Сам Зепп вел себя крайне несдержанно. Он то и дело вскакивал с места, а если уж ему случалось несколько минут усидеть, он нервно постукивал ногой или раскачивался на стуле. Он жестикулировал; всей своей фигурой он изображал отчаяние, вызванное плохим исполнением, всем, что звучало фальшиво или никак не звучало. А больше всего его волновали недостатки самого произведения. Теперь, когда он слышал все в целом, он с горечью чувствовал, что многого не сумел передать, чувствовал, как далеко достигнутое от совершенства. Он недостаточно сосредоточился на своей работе, испортил ее, испакостил, позволил проклятой политике отвлечь себя и ни там, ни здесь ничего не достиг. Он не только не обнаружил роста, он даже не достиг уровня "Од Горация". В эти минуты самооценки Зепп словно застыл, он сидел неподвижно, углубленный в себя. Но вот он слышит удавшиеся места, и на его костлявом живом лице внезапно появляется счастливая улыбка. Так отчаяние и радость без перехода сменяли друг друга, трогательные и смешные гримасы поминутно передергивали его худое выразительное лицо.
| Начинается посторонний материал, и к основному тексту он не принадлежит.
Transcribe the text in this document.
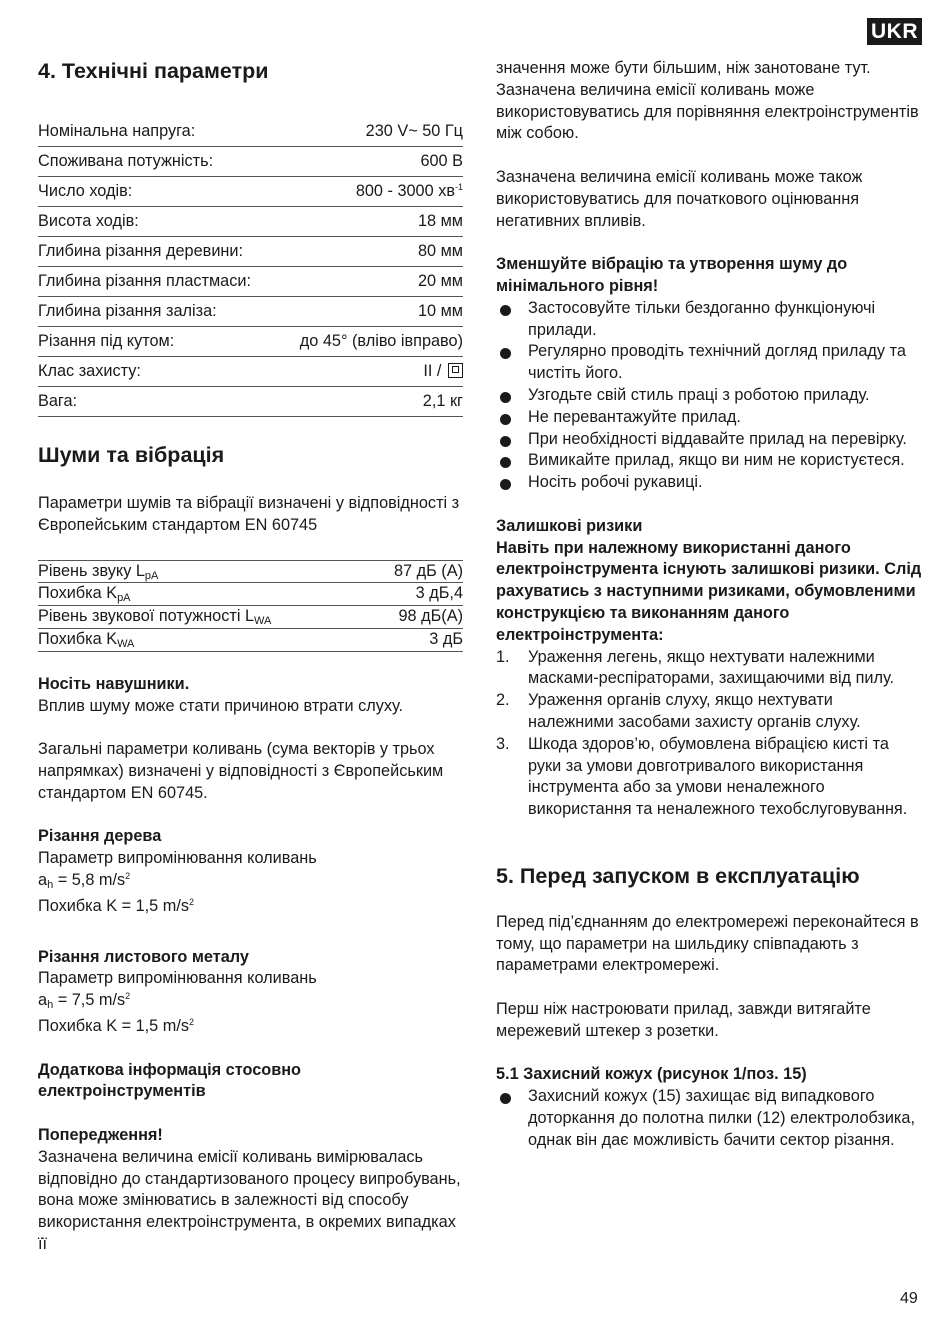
UKR
4. Технічні параметри
Номінальна напруга:	230 V~ 50 Гц
Споживана потужність:	600 В
Число ходів:	800 - 3000 $хв^{-1}$
Висота ходів:	18 мм
Глибина різання деревини:	80 мм
Глибина різання пластмаси:	20 мм
Глибина різання заліза:	10 мм
Різання під кутом:	до 45° (вліво івправо)
Клас захисту:	II /
Вага:	2,1 кг
Шуми та вібрація

Параметри шумів та вібрації визначені у відповідності з Європейським стандартом EN 60745

Рівень звуку $L_{pA}$	87 дБ (A)
Похибка $K_{pA}$	3 дБ,4
Рівень звукової потужності $L_{WA}$	98 дБ(A)
Похибка $K_{WA}$	3 дБ

Носіть навушники.

Вплив шуму може стати причиною втрати слуху.

Загальні параметри коливань (сума векторів у трьох напрямках) визначені у відповідності з Європейським стандартом EN 60745.

Різання дерева

Параметр випромінювання коливань

$a_h = 5,8$ $m/s^2$

Похибка K = 1,5 $m/s^2$

Різання листового металу

Параметр випромінювання коливань

$a_h = 7,5$ $m/s^2$

Похибка K = 1,5 $m/s^2$

Додаткова інформація стосовно електроінструментів

Попередження!

Зазначена величина емісії коливань вимірювалась відповідно до стандартизованого процесу випробувань, вона може змінюватись в залежності від способу використання електроінструмента, в окремих випадках її

значення може бути більшим, ніж занотоване тут. Зазначена величина емісії коливань може використовуватись для порівняння електроінструментів між собою.

Зазначена величина емісії коливань може також використовуватись для початкового оцінювання негативних впливів.

Зменшуйте вібрацію та утворення шуму до мінімального рівня!

Застосовуйте тільки бездоганно функціонуючі прилади.
Регулярно проводіть технічний догляд приладу та чистіть його.
Узгодьте свій стиль праці з роботою приладу.
Не перевантажуйте прилад.
При необхідності віддавайте прилад на перевірку.
Вимикайте прилад, якщо ви ним не користуєтеся.
Носіть робочі рукавиці.

Залишкові ризики

Навіть при належному використанні даного електроінструмента існують залишкові ризики. Слід рахуватись з наступними ризиками, обумовленими конструкцією та виконанням даного електроінструмента:

1. Ураження легень, якщо нехтувати належними масками-респіраторами, захищаючими від пилу.
2. Ураження органів слуху, якщо нехтувати належними засобами захисту органів слуху.
3. Шкода здоров’ю, обумовлена вібрацією кисті та руки за умови довготривалого використання інструмента або за умови неналежного використання та неналежного техобслуговування.
5. Перед запуском в експлуатацію

Перед під’єднанням до електромережі переконайтеся в тому, що параметри на шильдику співпадають з параметрами електромережі.

Перш ніж настроювати прилад, завжди витягайте мережевий штекер з розетки.

5.1 Захисний кожух (рисунок 1/поз. 15)

Захисний кожух (15) захищає від випадкового доторкання до полотна пилки (12) електролобзика, однак він дає можливість бачити сектор різання.
49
Анна смотрела на мужа, восхищаясь им; в то же время она немного стыдилась за него перед Перейро.
Музыка кончилась. Из аппарата раздался голос диктора. Кто-то выключил радио. Наступила короткая напряженная пауза. Траутвейн сердито буркнул:
- Ну вот, наконец и отмучились.
Он встал, потянулся. Теперь все поднялись и торопливо, наперебой заговорили. Высказались Перейро и Зимели, Вольгемут прогудел что-то одобрительное. Элли Френкель выражала свой восторг певучим, чуть-чуть плаксивым голосом. Траутвейн слушал с измученным выражением лица. Его интересовало мнение Чернига, Майзеля и Римана. Между тем Черниг распространялся только о недостатках передачи, Гарри Майзель резко и остроумно говорил о несовершенстве радио вообще, и Траутвейн был смертельно опечален, убежденный в том, что "Персы" - исполнение и самая вещь - основательно провалились.
Но тут заговорил Леонард Риман. Он говорил быстрее обыкновенного, со знанием дела; он дал подробную и в общем положительную, хотя и сдержанную, оценку, без превосходных степеней. Он сравнивал "Персов" с "Одами Горация", с музыкой к Гомеру, и его сравнение показывало, чего достиг Зепп в "Персах". Он настойчиво попросил показать ему партитуру. Вмешался Петер Дюлькен; в своей обычной флегматической, но уважительной и располагающей манере он резче подчеркнул критические замечания Римана. Риман соглашался, протестовал, правильно отмечая удачное и неудачное. Зепп, несмотря на некоторые принципиальные разногласия, вынужден был признать, что основное Риман понял. Зепп просиял. Многое "не удалось", многое было достигнуто, это была, пожалуй, не полная победа, но, уж конечно, не поражение, было больше поводов радоваться, чем отчаиваться. Теперь говорили только Риман, Петер Дюлькен и Зепп. Анна жадно впивала в себя все, что говорилось. Можно было бы найти более горячие слова для ее Зеппа, да и сам Зепп был не очень находчив, когда приходилось теоретически отстаивать собственное детище "твори, художник, и таись". И все же это была победа, сомневаться не приходилось, выиграна решающая битва. Старый эллинист Рингсейс тоже прислушивался к спорам; он не сказал ни слова, он казался сегодня очень старым, хилым, и, однако, видно было, что музыка его взволновала.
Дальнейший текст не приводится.